On Monday, May 8, we went together and visited the mansions of Bedlam. I had been informed that he had once been there before with Mr. Wedderburne, (now Lord Loughborough,) Mr. Murphy, and Mr. Foote; and I had heard Foote give a very entertaining account of Johnson's happening to have his attention arrested by a man who was very furious, and who, while beating his straw, supposed it was William Duke of Cumberland, whom he was punishing for his cruelties in Scotland, in 1746. There was nothing peculiarly remarkable this day; but the general contemplation of insanity was very affecting. I accompanied him home, and dined and drank tea with him.

On Friday, May 12, as he had been so good as to assign me a room in his house, where I might sleep occasionally, when I happened to sit with him to a late hour, I took possession of it this night, found every thing in excellent order, and was attended by honest Francis with a most civil assiduity. I asked Johnson whether I might go to a consultation with another lawyer upon Sunday, as that appeared to me to be doing work as much in my way, as if an artisan should work on the day appropriated for religious rest. JOHNSON. 'Why, Sir, when you are of consequence enough to oppose the practice of consulting upon Sunday, you should do it: but you may go now. It is not criminal, though it is not what one should do, who is anxious for the preservation and increase of piety, to which a peculiar observance of Sunday is a great help. The distinction is clear between what is of moral and what is of ritual obligation.'

On Saturday, May 13, I breakfasted with him by invitation, accompanied by Mr.
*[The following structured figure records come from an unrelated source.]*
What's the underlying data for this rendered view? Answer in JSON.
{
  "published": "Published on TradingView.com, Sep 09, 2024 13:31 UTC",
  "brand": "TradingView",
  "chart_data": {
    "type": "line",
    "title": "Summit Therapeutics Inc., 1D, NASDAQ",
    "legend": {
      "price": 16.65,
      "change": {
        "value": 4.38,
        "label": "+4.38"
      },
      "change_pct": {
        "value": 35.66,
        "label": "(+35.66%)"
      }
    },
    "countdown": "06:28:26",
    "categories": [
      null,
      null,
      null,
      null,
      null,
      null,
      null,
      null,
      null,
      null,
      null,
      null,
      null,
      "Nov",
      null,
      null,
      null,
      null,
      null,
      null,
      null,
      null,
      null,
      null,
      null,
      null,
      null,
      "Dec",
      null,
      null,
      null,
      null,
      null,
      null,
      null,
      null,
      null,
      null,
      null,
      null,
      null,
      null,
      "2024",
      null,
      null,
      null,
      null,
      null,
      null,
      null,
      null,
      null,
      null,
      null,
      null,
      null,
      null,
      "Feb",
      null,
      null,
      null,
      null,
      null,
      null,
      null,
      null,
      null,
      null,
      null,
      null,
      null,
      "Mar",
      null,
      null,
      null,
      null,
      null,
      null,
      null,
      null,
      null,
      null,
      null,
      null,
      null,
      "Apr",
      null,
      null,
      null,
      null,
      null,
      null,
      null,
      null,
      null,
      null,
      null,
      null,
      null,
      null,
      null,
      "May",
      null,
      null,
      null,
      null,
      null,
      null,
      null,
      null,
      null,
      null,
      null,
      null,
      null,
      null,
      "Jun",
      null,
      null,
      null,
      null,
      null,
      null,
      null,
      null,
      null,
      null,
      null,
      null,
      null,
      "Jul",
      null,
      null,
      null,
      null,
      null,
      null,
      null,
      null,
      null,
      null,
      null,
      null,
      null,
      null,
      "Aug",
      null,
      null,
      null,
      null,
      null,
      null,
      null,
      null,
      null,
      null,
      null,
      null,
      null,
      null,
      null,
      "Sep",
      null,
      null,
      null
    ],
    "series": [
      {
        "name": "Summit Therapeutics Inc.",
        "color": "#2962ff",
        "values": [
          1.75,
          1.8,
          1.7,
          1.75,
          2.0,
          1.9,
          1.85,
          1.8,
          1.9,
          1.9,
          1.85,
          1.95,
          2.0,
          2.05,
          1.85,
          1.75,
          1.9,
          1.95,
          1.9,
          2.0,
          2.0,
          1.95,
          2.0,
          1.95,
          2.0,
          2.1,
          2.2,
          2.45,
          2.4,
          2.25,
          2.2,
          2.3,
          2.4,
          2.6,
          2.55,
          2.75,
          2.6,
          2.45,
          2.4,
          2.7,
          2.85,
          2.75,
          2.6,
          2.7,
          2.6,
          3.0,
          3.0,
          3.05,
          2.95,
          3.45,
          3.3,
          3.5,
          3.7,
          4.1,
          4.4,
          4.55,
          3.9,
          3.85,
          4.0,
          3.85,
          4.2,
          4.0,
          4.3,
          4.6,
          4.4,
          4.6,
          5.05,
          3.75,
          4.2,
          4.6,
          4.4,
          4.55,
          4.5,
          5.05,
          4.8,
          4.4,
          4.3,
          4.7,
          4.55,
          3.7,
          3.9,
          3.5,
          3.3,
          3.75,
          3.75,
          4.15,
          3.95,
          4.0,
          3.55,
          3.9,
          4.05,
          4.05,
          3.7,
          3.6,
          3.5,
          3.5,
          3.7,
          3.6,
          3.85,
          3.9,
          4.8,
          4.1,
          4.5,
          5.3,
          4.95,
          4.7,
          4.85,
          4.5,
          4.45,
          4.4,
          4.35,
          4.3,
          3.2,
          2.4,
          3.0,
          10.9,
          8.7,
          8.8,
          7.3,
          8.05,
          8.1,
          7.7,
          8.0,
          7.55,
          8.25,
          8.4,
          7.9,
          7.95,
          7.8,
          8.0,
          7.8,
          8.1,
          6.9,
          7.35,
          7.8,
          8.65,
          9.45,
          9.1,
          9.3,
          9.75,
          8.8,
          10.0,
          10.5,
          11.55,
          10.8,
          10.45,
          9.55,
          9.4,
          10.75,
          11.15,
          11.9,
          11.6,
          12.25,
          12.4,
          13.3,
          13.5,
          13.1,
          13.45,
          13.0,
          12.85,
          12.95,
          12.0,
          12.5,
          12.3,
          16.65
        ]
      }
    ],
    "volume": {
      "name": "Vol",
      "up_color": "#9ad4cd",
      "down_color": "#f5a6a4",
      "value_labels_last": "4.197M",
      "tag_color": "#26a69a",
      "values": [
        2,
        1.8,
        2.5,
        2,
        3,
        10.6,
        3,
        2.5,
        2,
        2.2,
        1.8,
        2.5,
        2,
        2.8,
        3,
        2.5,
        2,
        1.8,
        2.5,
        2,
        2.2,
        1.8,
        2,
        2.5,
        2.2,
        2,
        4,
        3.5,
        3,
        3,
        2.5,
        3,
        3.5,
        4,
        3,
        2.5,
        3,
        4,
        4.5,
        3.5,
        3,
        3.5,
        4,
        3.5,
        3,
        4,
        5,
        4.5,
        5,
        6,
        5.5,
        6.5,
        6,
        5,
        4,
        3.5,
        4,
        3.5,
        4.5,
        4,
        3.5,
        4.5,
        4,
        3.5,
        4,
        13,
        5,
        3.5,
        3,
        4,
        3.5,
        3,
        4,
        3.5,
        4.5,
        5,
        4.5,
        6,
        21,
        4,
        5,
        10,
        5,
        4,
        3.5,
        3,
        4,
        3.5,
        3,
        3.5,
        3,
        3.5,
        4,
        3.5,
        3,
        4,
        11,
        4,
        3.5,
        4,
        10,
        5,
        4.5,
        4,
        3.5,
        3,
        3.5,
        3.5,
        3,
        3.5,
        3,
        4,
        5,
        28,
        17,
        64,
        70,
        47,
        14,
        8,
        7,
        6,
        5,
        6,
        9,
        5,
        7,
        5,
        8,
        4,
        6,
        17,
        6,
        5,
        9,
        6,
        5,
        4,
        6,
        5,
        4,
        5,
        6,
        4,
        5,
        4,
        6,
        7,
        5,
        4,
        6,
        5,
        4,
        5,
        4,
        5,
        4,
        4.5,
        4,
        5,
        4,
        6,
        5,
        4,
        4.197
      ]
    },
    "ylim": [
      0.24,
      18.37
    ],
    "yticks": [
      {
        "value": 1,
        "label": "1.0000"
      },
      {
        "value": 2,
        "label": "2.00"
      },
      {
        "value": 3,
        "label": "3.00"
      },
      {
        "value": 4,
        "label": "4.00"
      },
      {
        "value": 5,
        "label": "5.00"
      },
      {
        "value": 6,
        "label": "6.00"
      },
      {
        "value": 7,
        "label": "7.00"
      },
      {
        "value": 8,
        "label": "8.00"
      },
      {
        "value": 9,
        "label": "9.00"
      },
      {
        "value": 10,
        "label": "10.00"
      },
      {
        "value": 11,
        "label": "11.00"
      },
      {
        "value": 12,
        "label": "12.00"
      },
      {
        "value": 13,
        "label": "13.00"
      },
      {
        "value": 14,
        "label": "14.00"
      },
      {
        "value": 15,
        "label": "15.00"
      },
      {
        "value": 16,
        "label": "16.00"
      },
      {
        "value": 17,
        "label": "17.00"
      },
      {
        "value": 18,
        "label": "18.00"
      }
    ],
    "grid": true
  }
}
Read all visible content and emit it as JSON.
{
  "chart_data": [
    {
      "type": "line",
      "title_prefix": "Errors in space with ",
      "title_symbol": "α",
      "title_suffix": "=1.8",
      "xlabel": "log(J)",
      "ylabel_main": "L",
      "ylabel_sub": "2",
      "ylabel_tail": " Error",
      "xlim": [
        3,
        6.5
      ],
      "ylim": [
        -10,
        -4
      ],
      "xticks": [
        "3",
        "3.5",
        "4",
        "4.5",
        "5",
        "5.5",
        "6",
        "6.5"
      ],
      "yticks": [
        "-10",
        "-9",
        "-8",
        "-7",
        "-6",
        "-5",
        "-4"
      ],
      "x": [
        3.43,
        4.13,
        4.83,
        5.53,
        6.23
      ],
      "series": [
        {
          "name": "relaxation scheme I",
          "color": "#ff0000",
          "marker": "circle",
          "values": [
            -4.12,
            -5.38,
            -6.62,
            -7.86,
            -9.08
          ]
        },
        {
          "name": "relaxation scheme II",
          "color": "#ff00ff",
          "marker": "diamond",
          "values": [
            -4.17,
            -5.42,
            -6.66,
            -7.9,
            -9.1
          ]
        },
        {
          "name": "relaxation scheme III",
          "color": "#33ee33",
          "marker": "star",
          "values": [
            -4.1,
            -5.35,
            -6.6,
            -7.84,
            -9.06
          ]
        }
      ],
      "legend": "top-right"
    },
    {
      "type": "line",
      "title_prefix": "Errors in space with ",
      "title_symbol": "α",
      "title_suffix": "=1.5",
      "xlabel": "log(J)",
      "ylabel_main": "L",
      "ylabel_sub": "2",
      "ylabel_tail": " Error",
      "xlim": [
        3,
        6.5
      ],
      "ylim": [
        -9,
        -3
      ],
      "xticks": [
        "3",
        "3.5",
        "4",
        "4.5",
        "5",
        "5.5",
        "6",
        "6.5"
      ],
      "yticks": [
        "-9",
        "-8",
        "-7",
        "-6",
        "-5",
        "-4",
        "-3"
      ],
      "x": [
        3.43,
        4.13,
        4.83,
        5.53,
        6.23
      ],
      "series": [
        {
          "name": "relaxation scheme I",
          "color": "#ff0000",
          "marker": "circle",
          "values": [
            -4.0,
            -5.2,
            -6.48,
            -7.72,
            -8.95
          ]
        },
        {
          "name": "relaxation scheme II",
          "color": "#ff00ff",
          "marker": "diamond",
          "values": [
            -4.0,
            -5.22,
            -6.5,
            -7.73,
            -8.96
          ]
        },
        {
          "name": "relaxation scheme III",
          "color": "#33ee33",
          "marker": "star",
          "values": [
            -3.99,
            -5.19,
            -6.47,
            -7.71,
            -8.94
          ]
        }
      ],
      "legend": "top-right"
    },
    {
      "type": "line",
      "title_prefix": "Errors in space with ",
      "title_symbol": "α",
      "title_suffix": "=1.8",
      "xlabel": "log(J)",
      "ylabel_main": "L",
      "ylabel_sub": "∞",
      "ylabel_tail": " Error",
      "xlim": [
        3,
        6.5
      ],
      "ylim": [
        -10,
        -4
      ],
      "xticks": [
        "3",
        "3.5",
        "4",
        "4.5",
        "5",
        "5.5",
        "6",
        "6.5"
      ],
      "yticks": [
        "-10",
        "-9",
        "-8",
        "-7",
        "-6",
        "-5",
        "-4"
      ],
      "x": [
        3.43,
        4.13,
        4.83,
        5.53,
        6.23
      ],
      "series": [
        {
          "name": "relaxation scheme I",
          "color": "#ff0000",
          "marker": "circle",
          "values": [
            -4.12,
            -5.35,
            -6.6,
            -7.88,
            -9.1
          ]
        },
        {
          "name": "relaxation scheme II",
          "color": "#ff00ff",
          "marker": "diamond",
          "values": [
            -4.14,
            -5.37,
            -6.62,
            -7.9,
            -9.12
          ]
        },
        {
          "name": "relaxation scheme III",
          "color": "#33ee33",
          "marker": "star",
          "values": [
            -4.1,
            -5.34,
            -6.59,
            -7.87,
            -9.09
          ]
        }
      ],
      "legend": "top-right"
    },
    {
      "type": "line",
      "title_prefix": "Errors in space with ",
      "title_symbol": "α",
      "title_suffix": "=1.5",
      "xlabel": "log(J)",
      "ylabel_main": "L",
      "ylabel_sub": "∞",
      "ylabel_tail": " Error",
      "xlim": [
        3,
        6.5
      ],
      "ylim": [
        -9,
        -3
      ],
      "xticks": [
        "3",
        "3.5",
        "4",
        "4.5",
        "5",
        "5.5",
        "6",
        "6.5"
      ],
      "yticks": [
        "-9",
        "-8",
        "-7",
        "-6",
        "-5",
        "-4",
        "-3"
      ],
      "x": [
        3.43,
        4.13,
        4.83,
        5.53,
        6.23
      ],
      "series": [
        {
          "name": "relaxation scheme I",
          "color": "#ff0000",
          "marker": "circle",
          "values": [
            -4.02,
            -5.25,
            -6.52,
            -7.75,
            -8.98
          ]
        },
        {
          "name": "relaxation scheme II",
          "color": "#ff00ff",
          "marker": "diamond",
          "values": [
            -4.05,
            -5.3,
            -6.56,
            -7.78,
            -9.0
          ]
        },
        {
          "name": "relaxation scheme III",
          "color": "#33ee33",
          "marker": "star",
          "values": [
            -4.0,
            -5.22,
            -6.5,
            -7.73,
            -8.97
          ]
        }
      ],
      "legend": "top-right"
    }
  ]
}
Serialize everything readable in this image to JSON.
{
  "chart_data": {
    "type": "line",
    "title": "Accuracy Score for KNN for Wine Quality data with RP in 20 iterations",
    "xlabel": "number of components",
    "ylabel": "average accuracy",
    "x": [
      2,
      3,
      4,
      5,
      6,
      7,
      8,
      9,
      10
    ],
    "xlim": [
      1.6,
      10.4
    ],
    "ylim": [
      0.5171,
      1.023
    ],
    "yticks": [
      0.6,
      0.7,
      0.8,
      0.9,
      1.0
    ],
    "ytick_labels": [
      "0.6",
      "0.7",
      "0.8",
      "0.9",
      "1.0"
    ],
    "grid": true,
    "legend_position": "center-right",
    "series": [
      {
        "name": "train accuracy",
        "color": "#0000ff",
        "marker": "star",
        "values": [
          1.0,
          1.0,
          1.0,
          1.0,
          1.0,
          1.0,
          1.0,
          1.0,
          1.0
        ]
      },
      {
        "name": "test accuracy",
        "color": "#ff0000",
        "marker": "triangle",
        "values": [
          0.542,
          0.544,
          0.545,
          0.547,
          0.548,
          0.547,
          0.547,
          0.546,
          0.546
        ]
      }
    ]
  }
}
Andrew Crosbie, a Scotch Advocate, whom he had seen at Edinburgh, and the Hon. Colonel (now General) Edward Stopford, brother to Lord Courtown, who was desirous of being introduced to him. His tea and rolls and butter, and whole breakfast apparatus were all in such decorum, and his behaviour was so courteous, that Colonel Stopford was quite surprized, and wondered at his having heard so much said of Johnson's slovenliness and roughness.

I passed many hours with him on the 17th, of which I find all my memorial is, 'much laughing.' It should seem he had that day been in a humour for jocularity and merriment, and upon such occasions I never knew a man laugh more heartily. We may suppose, that the high relish of a state so different from his habitual gloom, produced more than ordinary exertions of that distinguishing faculty of man, which has puzzled philosophers so much to explain. Johnson's laugh was as remarkable as any circumstance in his manner. It was a kind of good humoured growl. Tom Davies described it drolly enough: 'He laughs like a rhinoceros.'

'TO BENNET LANGTON, ESQ.

'DEAR SIR,—I have an old amanuensis in great distress. I have given what I think I can give, and begged till I cannot tell where to beg again. I put into his hands this morning four guineas. If you could collect three guineas more, it would clear him from his present difficulty. I am, Sir, your most humble servant,

'May 21, 1775.'

'SAM. JOHNSON.'

After my return to Scotland, I wrote three letters to him.